After Linkola's death, the incumbent Minister for Foreign Affairs Pekka Haavisto and Minister of the Environment and Climate Change Krista Mikkonen, both from the Green League, expressed their condolences and praised Linkola's significant efforts for nature conservation. Haavisto said that Linkola had influenced generations of environmentalists, and while Linkola did not defend human rights, there never was disagreement about conservation.

==Works==
- Linkola, Pentti & Olavi Hilden: Suuri Lintukirja. Otava 1955, renewed edition 1962.
- Linkola, Pentti: Isänmaan ja ihmisen puolesta: Mutta ei ketään vastaan. Fourth edition. Helsinki: Suomen sadankomitealiitto, 1981 (originally published 1960).
- Linkola, Pentti: Pohjolan linnut värikuvin: Elinympäristö. Levinneisyys. Muutto. Otava 1963–67.
- Linkola, Pentti: Unelmat paremmasta maailmasta. Fourth edition. Porvoo: WSOY, 1990.
- Linkola, Pentti: Toisinajattelijan päiväkirjasta. Porvoo: WSOY, 1979. (In 1983 Linkola received the Eino Leino Prize for this book.)
- Linkola, Pentti and Osmo Soininvaara: Kirjeitä Linkolan ohjelmasta. Porvoo: WSOY, 1986.

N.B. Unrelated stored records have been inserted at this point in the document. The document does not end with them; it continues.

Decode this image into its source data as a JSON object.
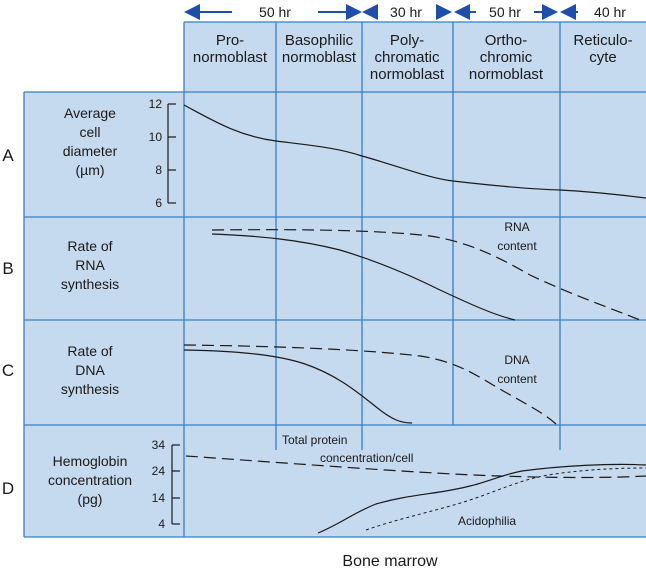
{
  "durations": [
    {
      "label": "50 hr"
    },
    {
      "label": "30 hr"
    },
    {
      "label": "50 hr"
    },
    {
      "label": "40 hr"
    }
  ],
  "stages": [
    {
      "line1": "Pro-",
      "line2": "normoblast"
    },
    {
      "line1": "Basophilic",
      "line2": "normoblast"
    },
    {
      "line1": "Poly-",
      "line2": "chromatic",
      "line3": "normoblast"
    },
    {
      "line1": "Ortho-",
      "line2": "chromic",
      "line3": "normoblast"
    },
    {
      "line1": "Reticulo-",
      "line2": "cyte"
    }
  ],
  "rows": [
    {
      "letter": "A",
      "title": [
        "Average",
        "cell",
        "diameter",
        "(µm)"
      ],
      "ticks": [
        "12",
        "10",
        "8",
        "6"
      ]
    },
    {
      "letter": "B",
      "title": [
        "Rate of",
        "RNA",
        "synthesis"
      ],
      "curve_label": [
        "RNA",
        "content"
      ]
    },
    {
      "letter": "C",
      "title": [
        "Rate of",
        "DNA",
        "synthesis"
      ],
      "curve_label": [
        "DNA",
        "content"
      ]
    },
    {
      "letter": "D",
      "title": [
        "Hemoglobin",
        "concentration",
        "(pg)"
      ],
      "ticks": [
        "34",
        "24",
        "14",
        "4"
      ],
      "annotations": {
        "protein": [
          "Total protein",
          "concentration/cell"
        ],
        "acidophilia": "Acidophilia"
      }
    }
  ],
  "footer": "Bone marrow",
  "colors": {
    "fill": "#c5d9ef",
    "grid": "#3a7fc1",
    "ink": "#1a1a1a",
    "arrow": "#1f4ea8"
  }
}
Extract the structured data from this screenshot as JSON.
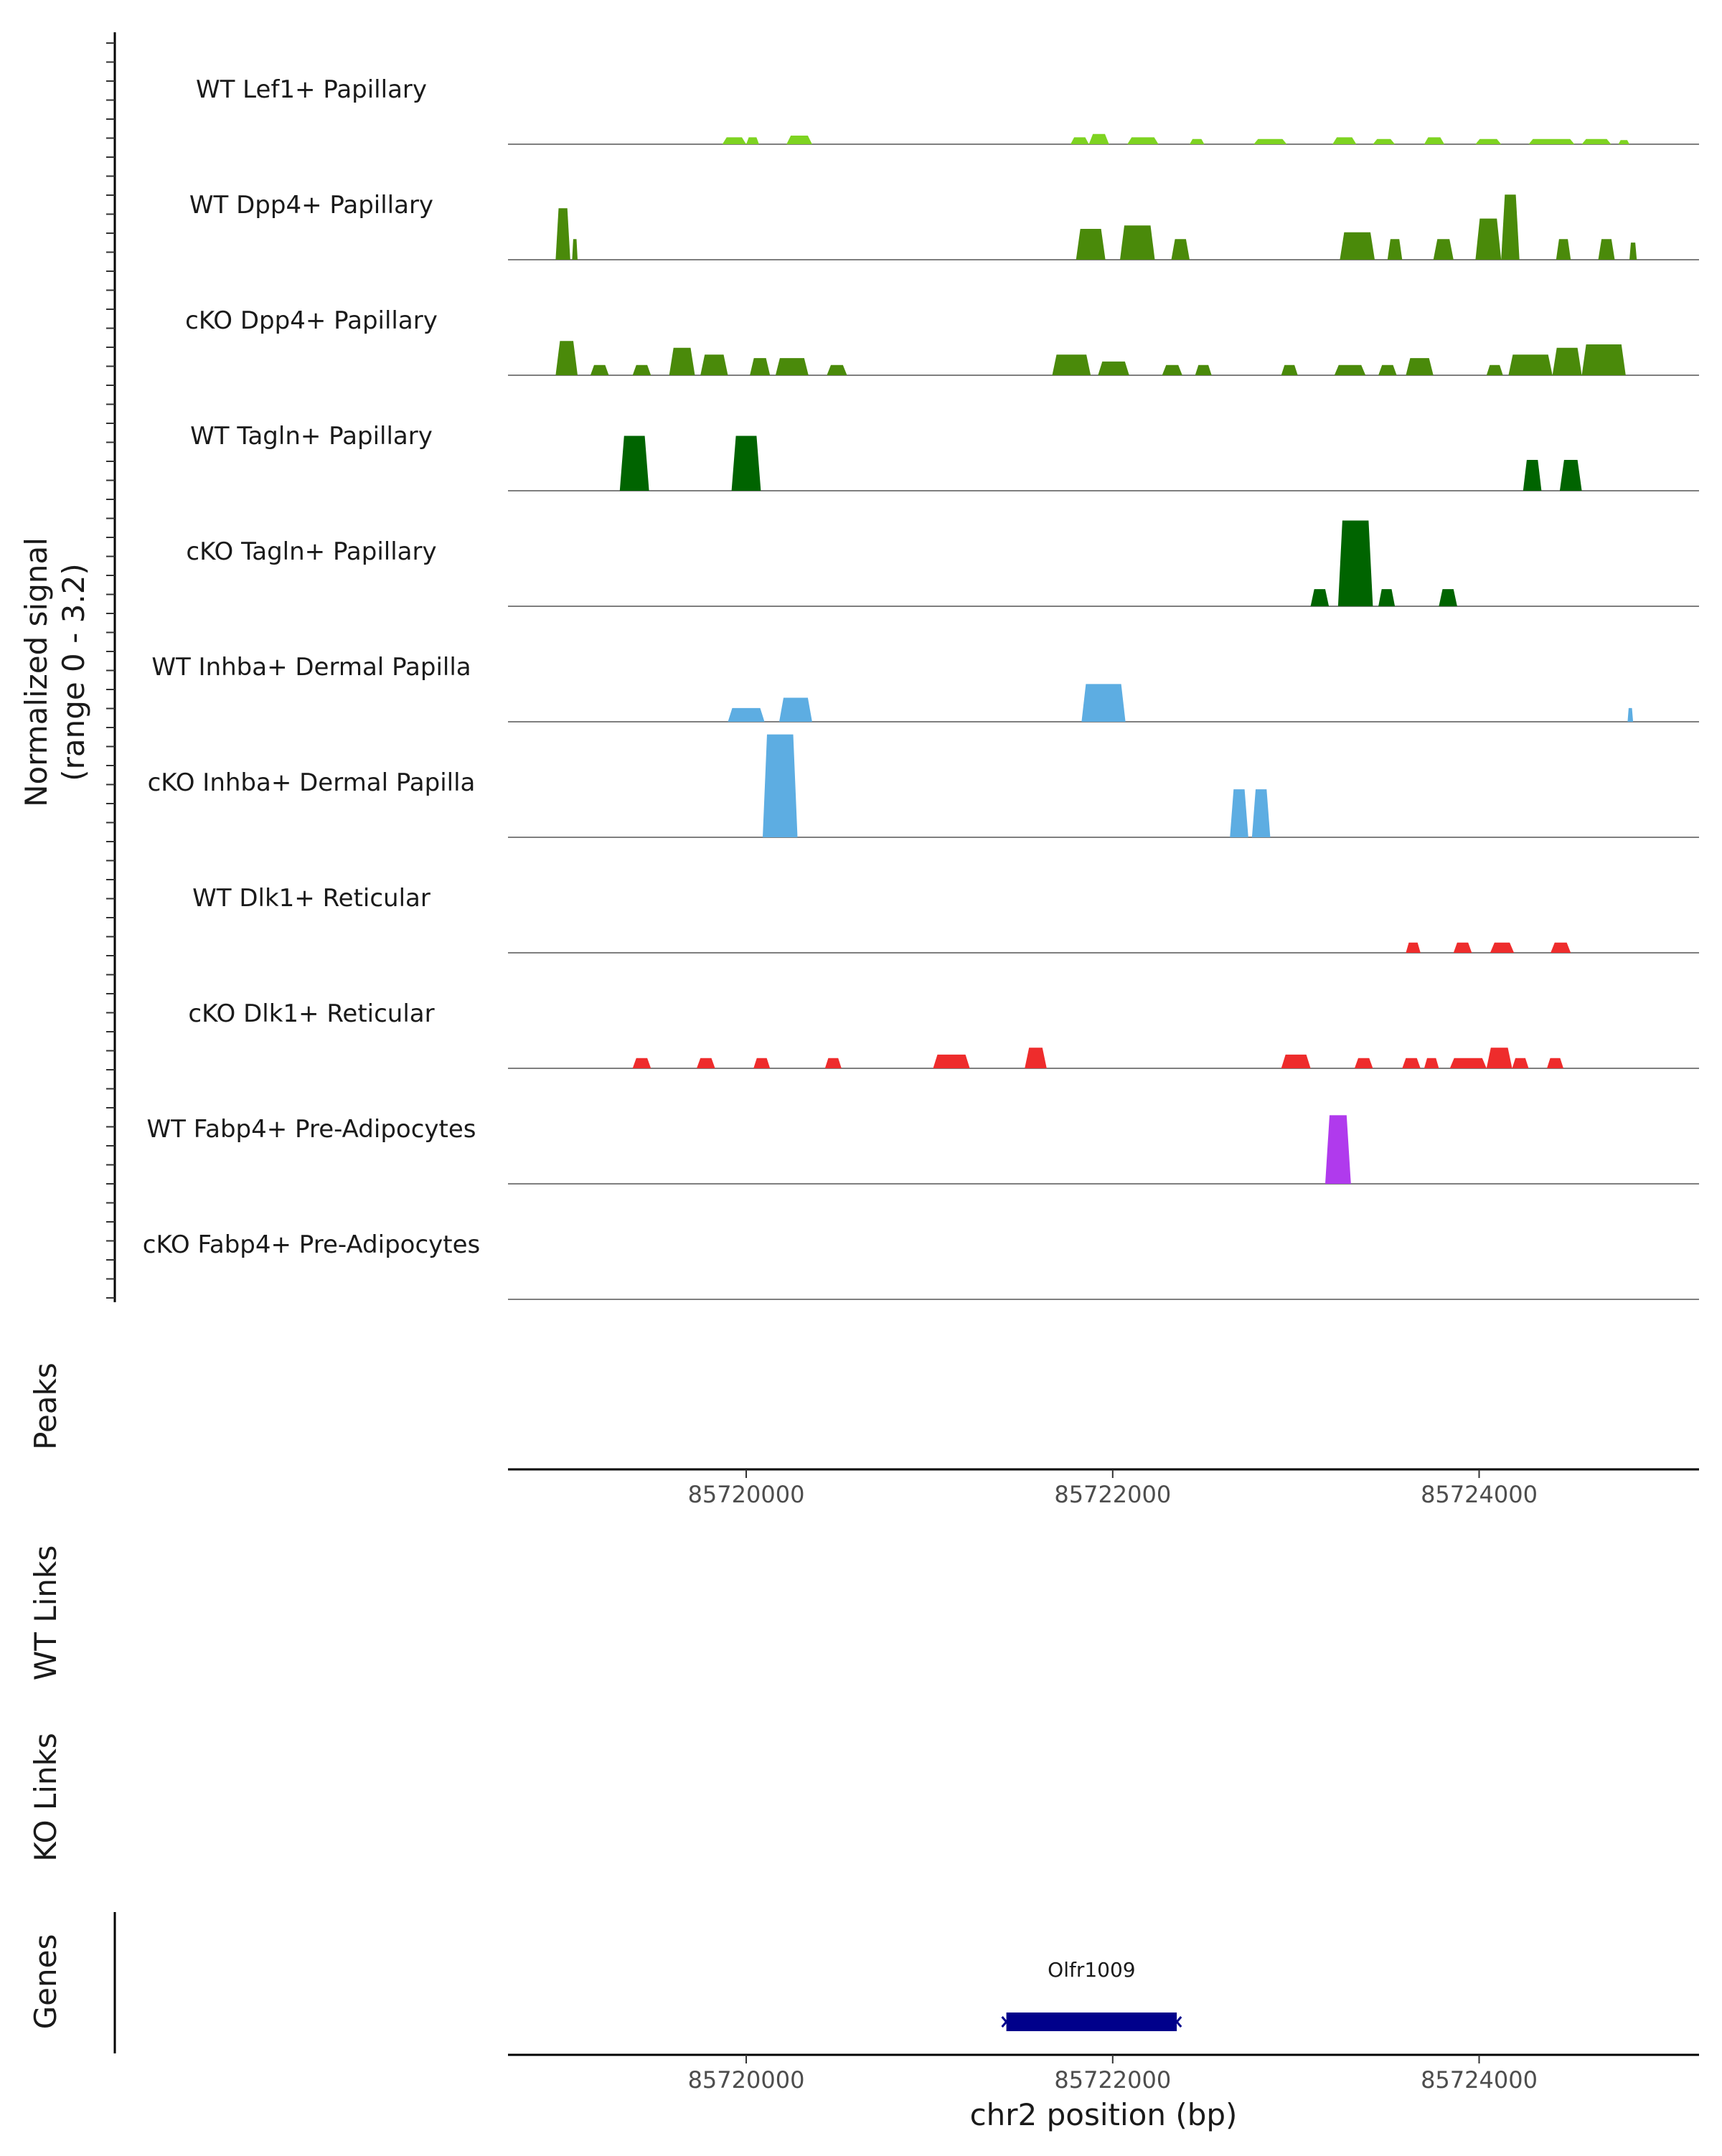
{
  "chart_data": {
    "type": "area",
    "title": "",
    "region": {
      "chromosome": "chr2",
      "start": 85718700,
      "end": 85725200
    },
    "ylabel": [
      "Normalized signal",
      "(range 0 - 3.2)"
    ],
    "ylim": [
      0,
      3.2
    ],
    "xlabel": "chr2 position (bp)",
    "xticks": [
      85720000,
      85722000,
      85724000
    ],
    "xtick_labels": [
      "85720000",
      "85722000",
      "85724000"
    ],
    "tracks": [
      {
        "label": "WT Lef1+ Papillary",
        "color": "#7ed321",
        "peaks": [
          [
            85719870,
            85720000,
            0.2
          ],
          [
            85720000,
            85720070,
            0.2
          ],
          [
            85720220,
            85720360,
            0.25
          ],
          [
            85721770,
            85721870,
            0.2
          ],
          [
            85721870,
            85721980,
            0.3
          ],
          [
            85722080,
            85722250,
            0.2
          ],
          [
            85722420,
            85722500,
            0.15
          ],
          [
            85722770,
            85722950,
            0.15
          ],
          [
            85723200,
            85723330,
            0.2
          ],
          [
            85723420,
            85723540,
            0.15
          ],
          [
            85723700,
            85723810,
            0.2
          ],
          [
            85723980,
            85724120,
            0.15
          ],
          [
            85724270,
            85724520,
            0.15
          ],
          [
            85724560,
            85724720,
            0.15
          ],
          [
            85724760,
            85724820,
            0.12
          ]
        ]
      },
      {
        "label": "WT Dpp4+ Papillary",
        "color": "#4a8a0a",
        "peaks": [
          [
            85718960,
            85719040,
            1.5
          ],
          [
            85719050,
            85719080,
            0.6
          ],
          [
            85721800,
            85721960,
            0.9
          ],
          [
            85722040,
            85722230,
            1.0
          ],
          [
            85722320,
            85722420,
            0.6
          ],
          [
            85723240,
            85723430,
            0.8
          ],
          [
            85723500,
            85723580,
            0.6
          ],
          [
            85723750,
            85723860,
            0.6
          ],
          [
            85723980,
            85724120,
            1.2
          ],
          [
            85724120,
            85724220,
            1.9
          ],
          [
            85724420,
            85724500,
            0.6
          ],
          [
            85724650,
            85724740,
            0.6
          ],
          [
            85724820,
            85724860,
            0.5
          ]
        ]
      },
      {
        "label": "cKO Dpp4+ Papillary",
        "color": "#4a8a0a",
        "peaks": [
          [
            85718960,
            85719080,
            1.0
          ],
          [
            85719150,
            85719250,
            0.3
          ],
          [
            85719380,
            85719480,
            0.3
          ],
          [
            85719580,
            85719720,
            0.8
          ],
          [
            85719750,
            85719900,
            0.6
          ],
          [
            85720020,
            85720130,
            0.5
          ],
          [
            85720160,
            85720340,
            0.5
          ],
          [
            85720440,
            85720550,
            0.3
          ],
          [
            85721670,
            85721880,
            0.6
          ],
          [
            85721920,
            85722090,
            0.4
          ],
          [
            85722270,
            85722380,
            0.3
          ],
          [
            85722450,
            85722540,
            0.3
          ],
          [
            85722920,
            85723010,
            0.3
          ],
          [
            85723210,
            85723380,
            0.3
          ],
          [
            85723450,
            85723550,
            0.3
          ],
          [
            85723600,
            85723750,
            0.5
          ],
          [
            85724040,
            85724130,
            0.3
          ],
          [
            85724160,
            85724400,
            0.6
          ],
          [
            85724400,
            85724560,
            0.8
          ],
          [
            85724560,
            85724800,
            0.9
          ]
        ]
      },
      {
        "label": "WT Tagln+ Papillary",
        "color": "#006400",
        "peaks": [
          [
            85719310,
            85719470,
            1.6
          ],
          [
            85719920,
            85720080,
            1.6
          ],
          [
            85724240,
            85724340,
            0.9
          ],
          [
            85724440,
            85724560,
            0.9
          ]
        ]
      },
      {
        "label": "cKO Tagln+ Papillary",
        "color": "#006400",
        "peaks": [
          [
            85723080,
            85723180,
            0.5
          ],
          [
            85723230,
            85723420,
            2.5
          ],
          [
            85723450,
            85723540,
            0.5
          ],
          [
            85723780,
            85723880,
            0.5
          ]
        ]
      },
      {
        "label": "WT Inhba+ Dermal Papilla",
        "color": "#5dade2",
        "peaks": [
          [
            85719900,
            85720100,
            0.4
          ],
          [
            85720180,
            85720360,
            0.7
          ],
          [
            85721830,
            85722070,
            1.1
          ],
          [
            85724810,
            85724840,
            0.4
          ]
        ]
      },
      {
        "label": "cKO Inhba+ Dermal Papilla",
        "color": "#5dade2",
        "peaks": [
          [
            85720090,
            85720280,
            3.0
          ],
          [
            85722640,
            85722740,
            1.4
          ],
          [
            85722760,
            85722860,
            1.4
          ]
        ]
      },
      {
        "label": "WT Dlk1+ Reticular",
        "color": "#ee2c2c",
        "peaks": [
          [
            85723600,
            85723680,
            0.3
          ],
          [
            85723860,
            85723960,
            0.3
          ],
          [
            85724060,
            85724190,
            0.3
          ],
          [
            85724390,
            85724500,
            0.3
          ]
        ]
      },
      {
        "label": "cKO Dlk1+ Reticular",
        "color": "#ee2c2c",
        "peaks": [
          [
            85719380,
            85719480,
            0.3
          ],
          [
            85719730,
            85719830,
            0.3
          ],
          [
            85720040,
            85720130,
            0.3
          ],
          [
            85720430,
            85720520,
            0.3
          ],
          [
            85721020,
            85721220,
            0.4
          ],
          [
            85721520,
            85721640,
            0.6
          ],
          [
            85722920,
            85723080,
            0.4
          ],
          [
            85723320,
            85723420,
            0.3
          ],
          [
            85723580,
            85723680,
            0.3
          ],
          [
            85723700,
            85723780,
            0.3
          ],
          [
            85723840,
            85724040,
            0.3
          ],
          [
            85724040,
            85724180,
            0.6
          ],
          [
            85724180,
            85724270,
            0.3
          ],
          [
            85724370,
            85724460,
            0.3
          ]
        ]
      },
      {
        "label": "WT Fabp4+ Pre-Adipocytes",
        "color": "#b03aed",
        "peaks": [
          [
            85723160,
            85723300,
            2.0
          ]
        ]
      },
      {
        "label": "cKO Fabp4+ Pre-Adipocytes",
        "color": "#b03aed",
        "peaks": []
      }
    ],
    "peaks_track": {
      "label": "Peaks",
      "values": []
    },
    "links_tracks": [
      {
        "label": "WT Links",
        "values": []
      },
      {
        "label": "KO Links",
        "values": []
      }
    ],
    "genes_track": {
      "label": "Genes",
      "genes": [
        {
          "name": "Olfr1009",
          "start": 85721420,
          "end": 85722350,
          "color": "#00008b"
        }
      ]
    }
  }
}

- Linkola, Pentti: Johdatus 1990-luvun ajatteluun. Porvoo: WSOY, 1989.
- Vilkka, Leena (ed.): Ekologiseen elämäntapaan: lead article. Helsinki: Yliopistopaino, 1996.
- Linkola, Pentti: Voisiko elämä voittaa. Helsinki: Tammi, 2004.
- Linkola, Pentti: Can Life Prevail?: A Revolutionary Approach to the Environmental Crisis. UK: Arktos Media, 2nd Revised ed. 2011. ISBN 9781907166631 (English translation of Voisiko elämä voittaa, 2004).